Mais on s'aperçoit que j'ai oublié mes habits roulés dans un torchon, sur la table d'auberge pleine de
ronds de vin cernés par les mouches.

On les apporte.

«Jean, attachez-les. Mon petit Jacquinou, passe tes bras autour de ma taille, serre-moi bien.»

Le pauvre cheval a le tricotement sec et les os durs; mais je m'aperçois à ce moment que ce que dit la
fable qu'on nous fait réciter est vrai.

Dieu fait bien ce qu'il fait!

Ma mère en me fouettant m'a durci et tanné la peau.

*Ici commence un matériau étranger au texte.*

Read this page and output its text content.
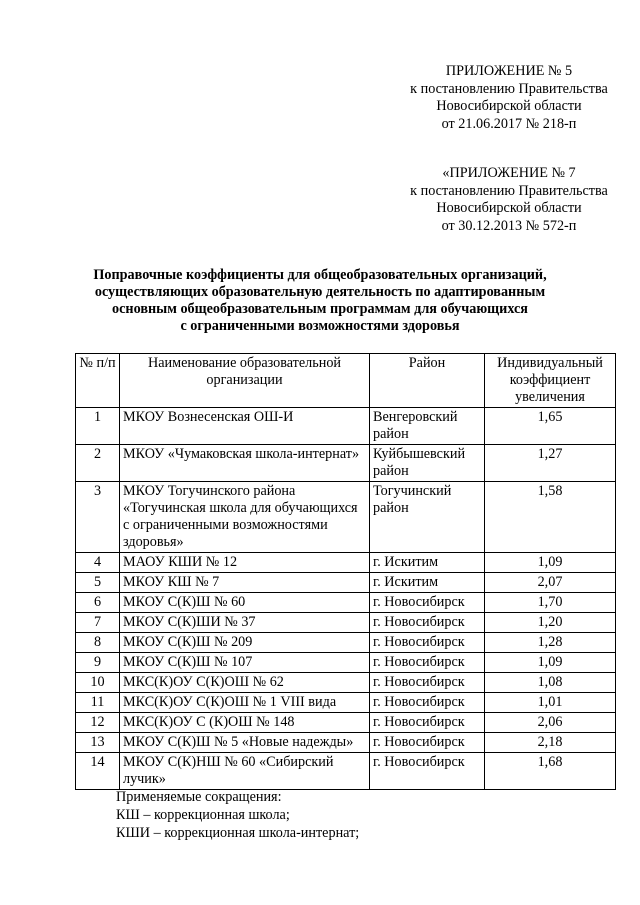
ПРИЛОЖЕНИЕ № 5
к постановлению Правительства
Новосибирской области
от 21.06.2017 № 218-п
«ПРИЛОЖЕНИЕ № 7
к постановлению Правительства
Новосибирской области
от 30.12.2013 № 572-п
Поправочные коэффициенты для общеобразовательных организаций,
осуществляющих образовательную деятельность по адаптированным
основным общеобразовательным программам для обучающихся
с ограниченными возможностями здоровья
№ п/п	Наименование образовательной организации	Район	Индивидуальный коэффициент увеличения
1	МКОУ Вознесенская ОШ-И	Венгеровский район	1,65
2	МКОУ «Чумаковская школа-интернат»	Куйбышевский район	1,27
3	МКОУ Тогучинского района «Тогучинская школа для обучающихся с ограниченными возможностями здоровья»	Тогучинский район	1,58
4	МАОУ КШИ № 12	г. Искитим	1,09
5	МКОУ КШ № 7	г. Искитим	2,07
6	МКОУ С(К)Ш № 60	г. Новосибирск	1,70
7	МКОУ С(К)ШИ № 37	г. Новосибирск	1,20
8	МКОУ С(К)Ш № 209	г. Новосибирск	1,28
9	МКОУ С(К)Ш № 107	г. Новосибирск	1,09
10	МКС(К)ОУ С(К)ОШ № 62	г. Новосибирск	1,08
11	МКС(К)ОУ С(К)ОШ № 1 VIII вида	г. Новосибирск	1,01
12	МКС(К)ОУ С (К)ОШ № 148	г. Новосибирск	2,06
13	МКОУ С(К)Ш № 5 «Новые надежды»	г. Новосибирск	2,18
14	МКОУ С(К)НШ № 60 «Сибирский лучик»	г. Новосибирск	1,68
Применяемые сокращения:
КШ – коррекционная школа;
КШИ – коррекционная школа-интернат;
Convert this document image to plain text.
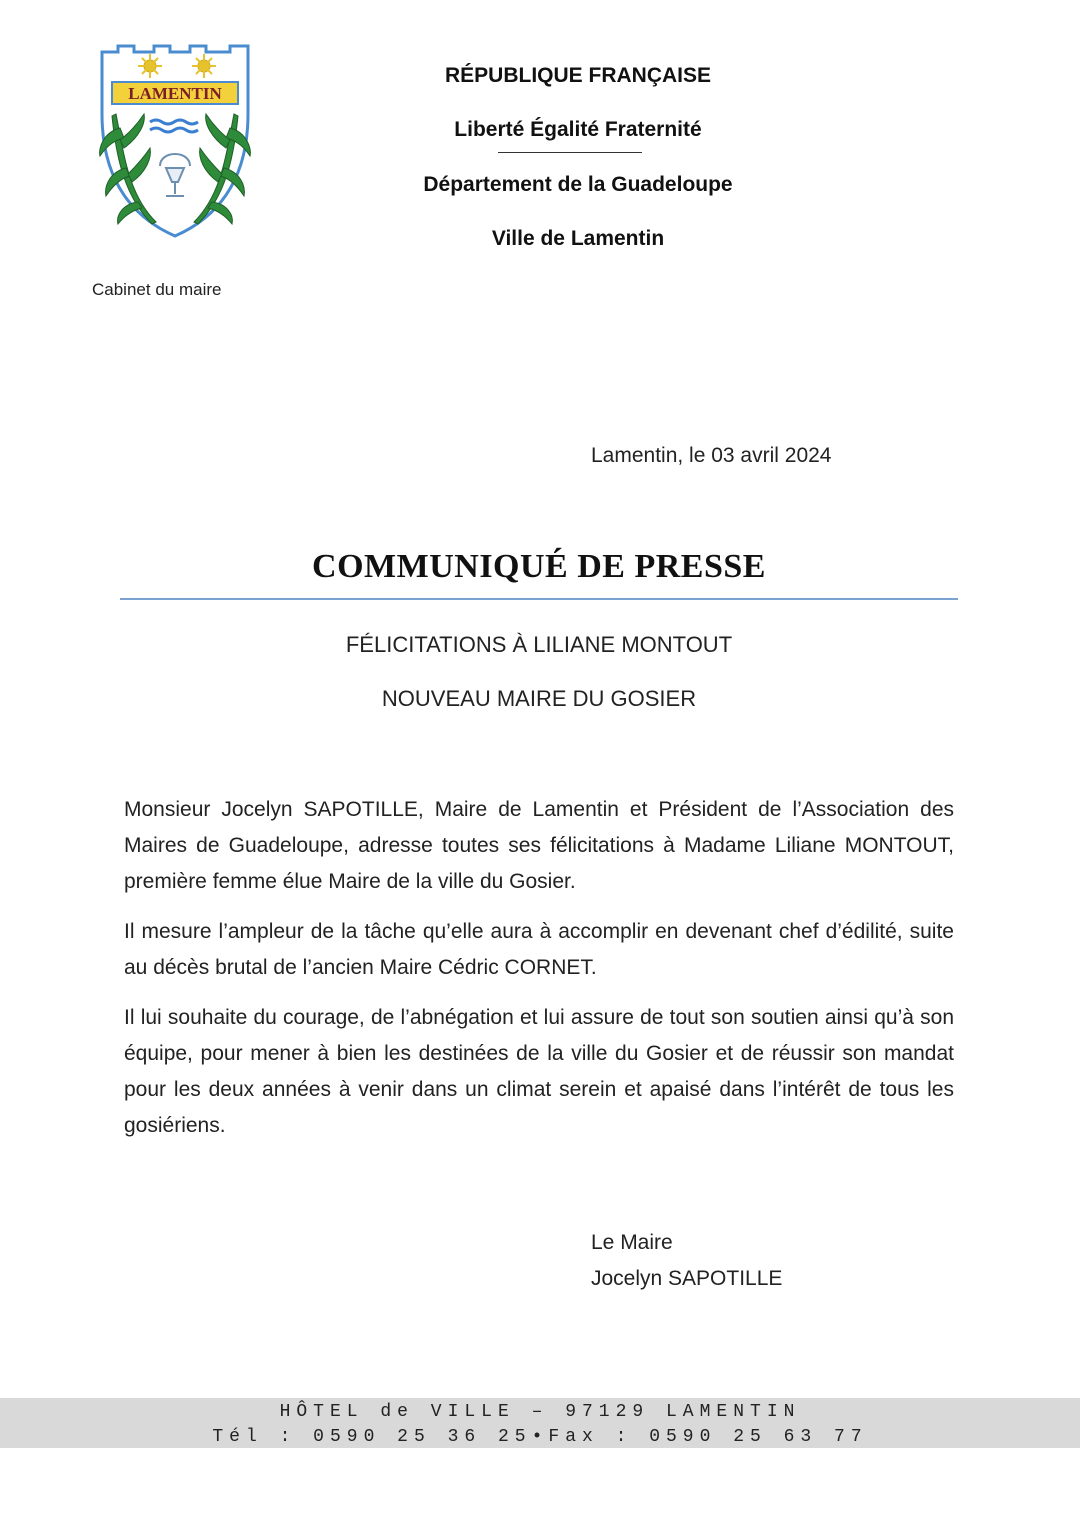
LAMENTIN
Cabinet du maire
RÉPUBLIQUE FRANÇAISE
Liberté Égalité Fraternité
Département de la Guadeloupe
Ville de Lamentin
Lamentin, le 03 avril 2024
COMMUNIQUÉ DE PRESSE
FÉLICITATIONS À LILIANE MONTOUT
NOUVEAU MAIRE DU GOSIER

Monsieur Jocelyn SAPOTILLE, Maire de Lamentin et Président de l’Association des Maires de Guadeloupe, adresse toutes ses félicitations à Madame Liliane MONTOUT, première femme élue Maire de la ville du Gosier.

Il mesure l’ampleur de la tâche qu’elle aura à accomplir en devenant chef d’édilité, suite au décès brutal de l’ancien Maire Cédric CORNET.

Il lui souhaite du courage, de l’abnégation et lui assure de tout son soutien ainsi qu’à son équipe, pour mener à bien les destinées de la ville du Gosier et de réussir son mandat pour les deux années à venir dans un climat serein et apaisé dans l’intérêt de tous les gosiériens.

Le Maire
Jocelyn SAPOTILLE
HÔTEL de VILLE – 97129 LAMENTIN
Tél : 0590 25 36 25•Fax : 0590 25 63 77
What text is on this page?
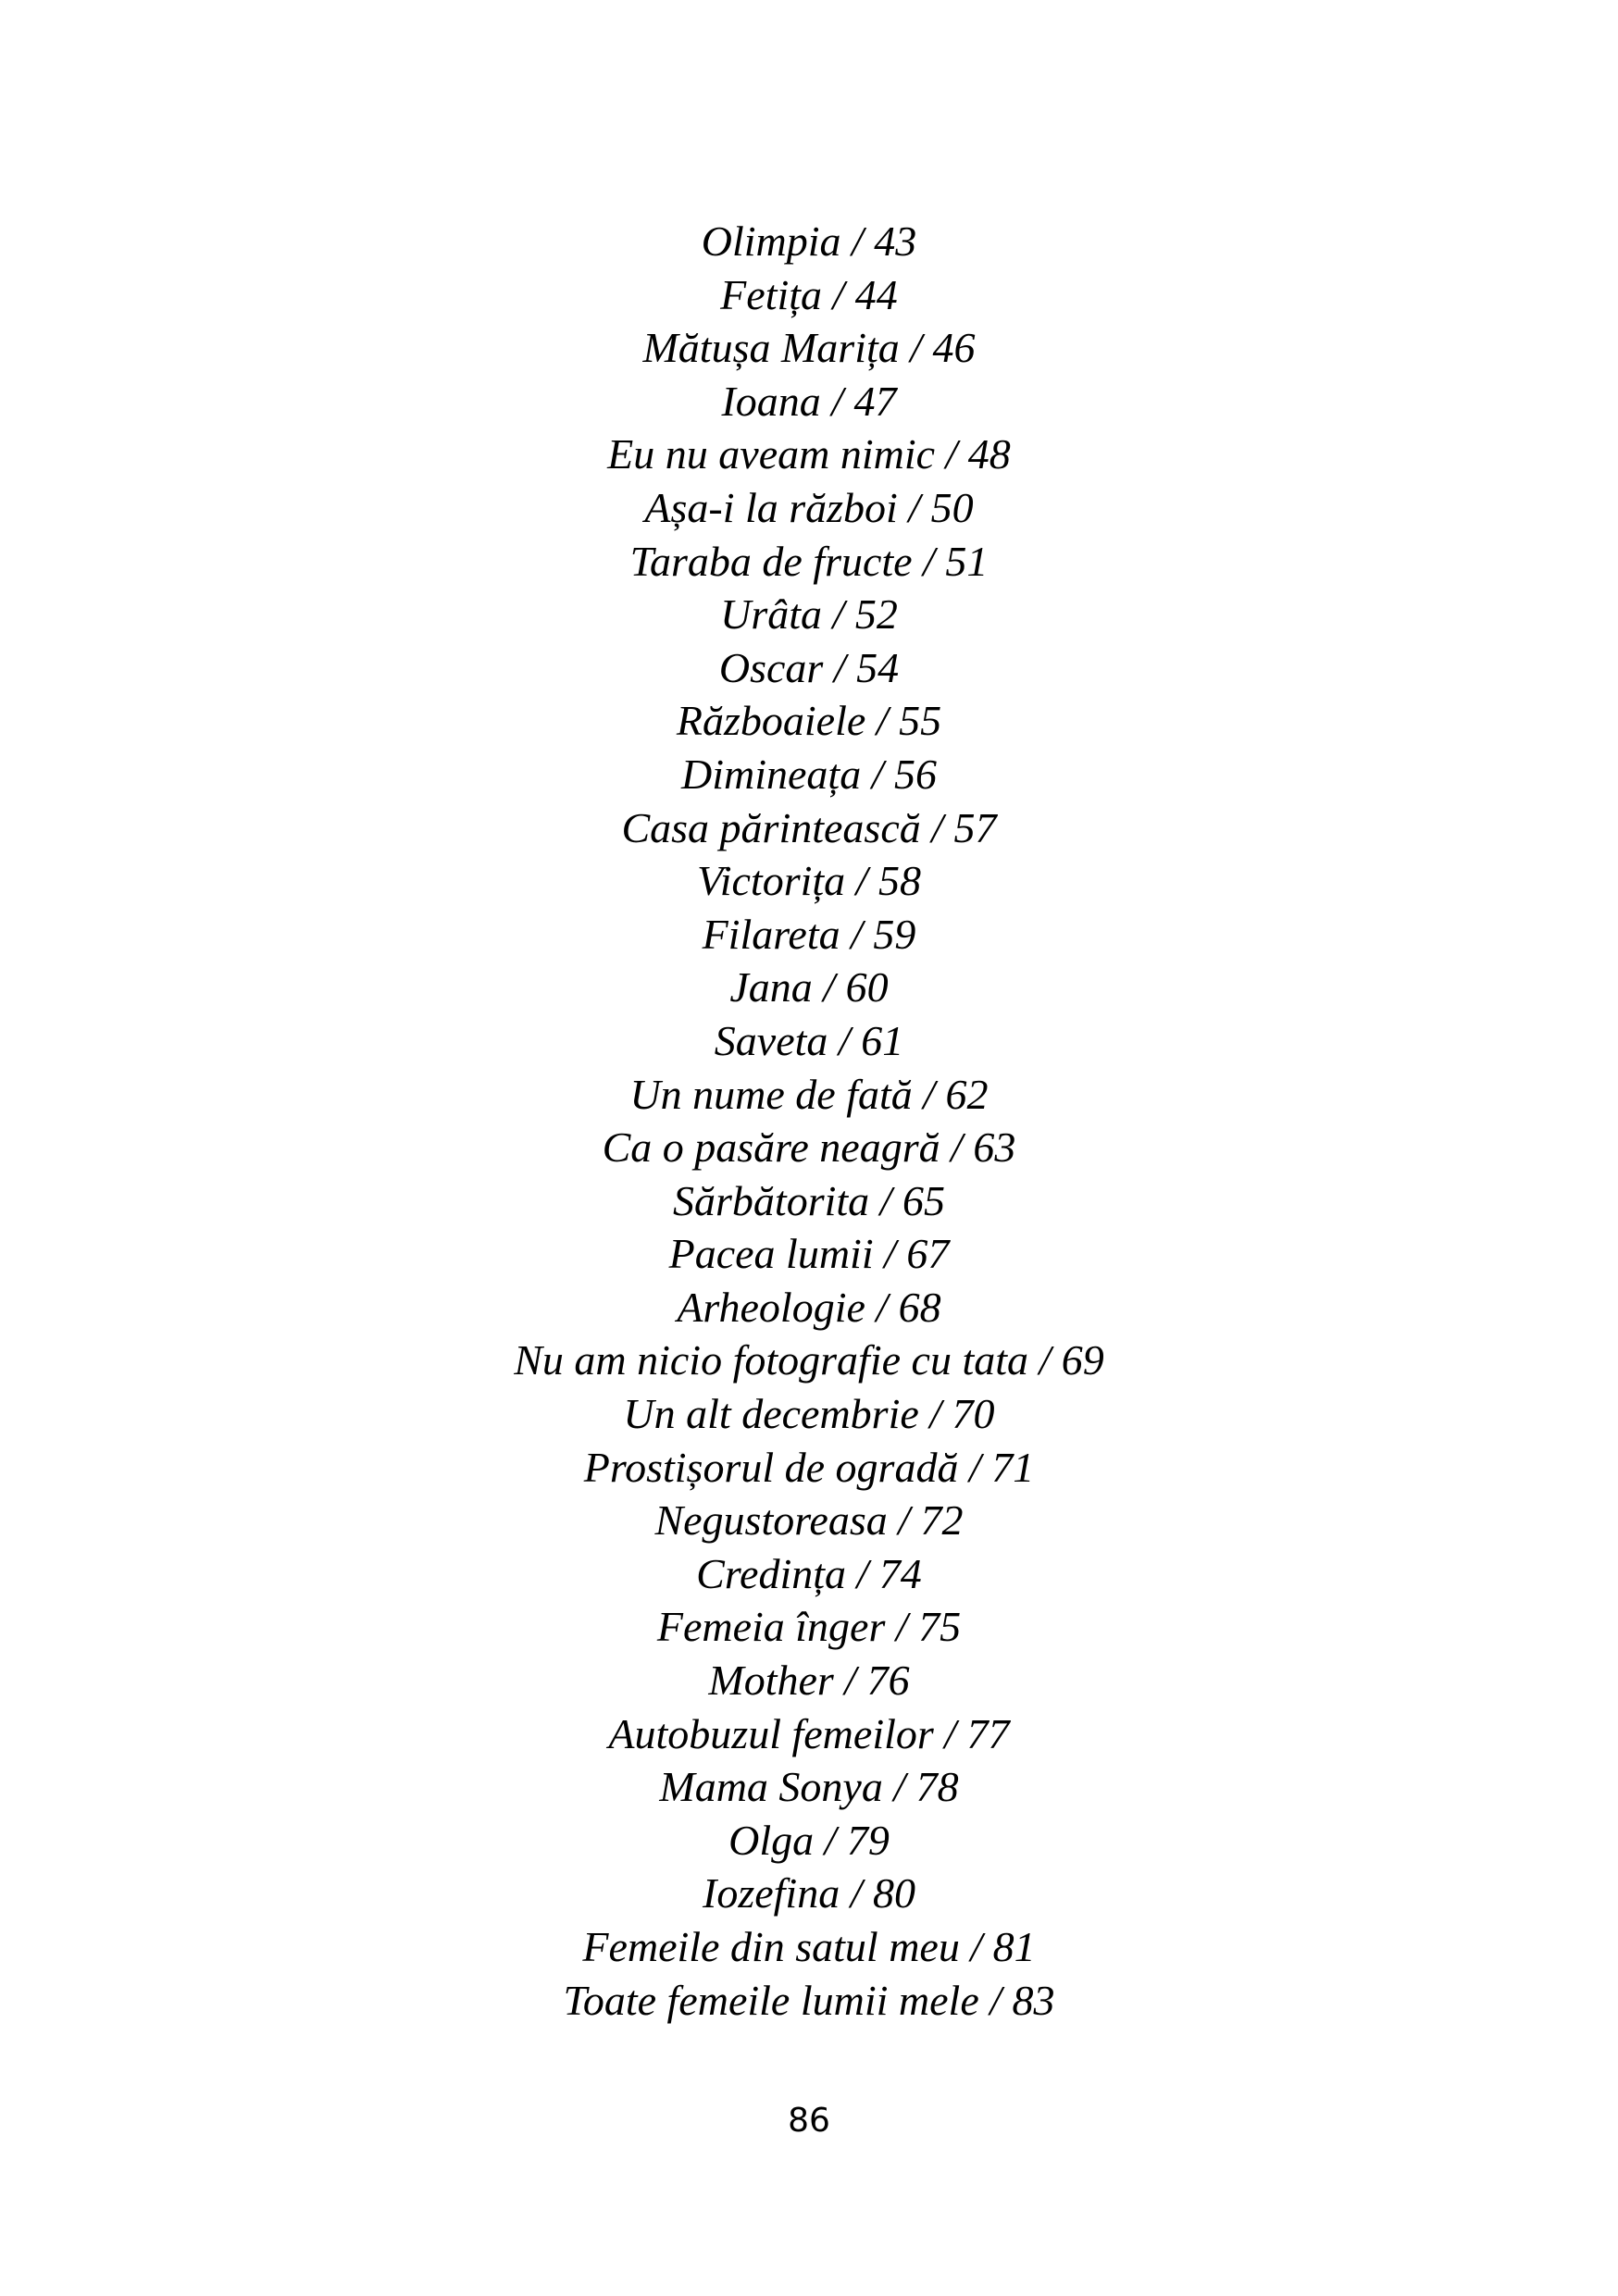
Olimpia / 43
Fetița / 44
Mătușa Marița / 46
Ioana / 47
Eu nu aveam nimic / 48
Așa-i la război / 50
Taraba de fructe / 51
Urâta / 52
Oscar / 54
Războaiele / 55
Dimineața / 56
Casa părintească / 57
Victorița / 58
Filareta / 59
Jana / 60
Saveta / 61
Un nume de fată / 62
Ca o pasăre neagră / 63
Sărbătorita / 65
Pacea lumii / 67
Arheologie / 68
Nu am nicio fotografie cu tata / 69
Un alt decembrie / 70
Prostișorul de ogradă / 71
Negustoreasa / 72
Credința / 74
Femeia înger / 75
Mother / 76
Autobuzul femeilor / 77
Mama Sonya / 78
Olga / 79
Iozefina / 80
Femeile din satul meu / 81
Toate femeile lumii mele / 83
86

«Serre, je te dis! Serre-moi plus fort!»

Et je la serre sous son fichu peint semé de petites fleurs comme des hannetons d'or, je sens la tiédeur de
sa peau, je presse le doux de sa chair. Il me semble que cette chair se raffermit sous mes doigts qui

s'appuient, et tout à l'heure, quand elle m'a regardé en tournant la tête, les lèvres ouvertes et le cou

rengorgé, le sang m'est monté au crâne, a grillé mes cheveux.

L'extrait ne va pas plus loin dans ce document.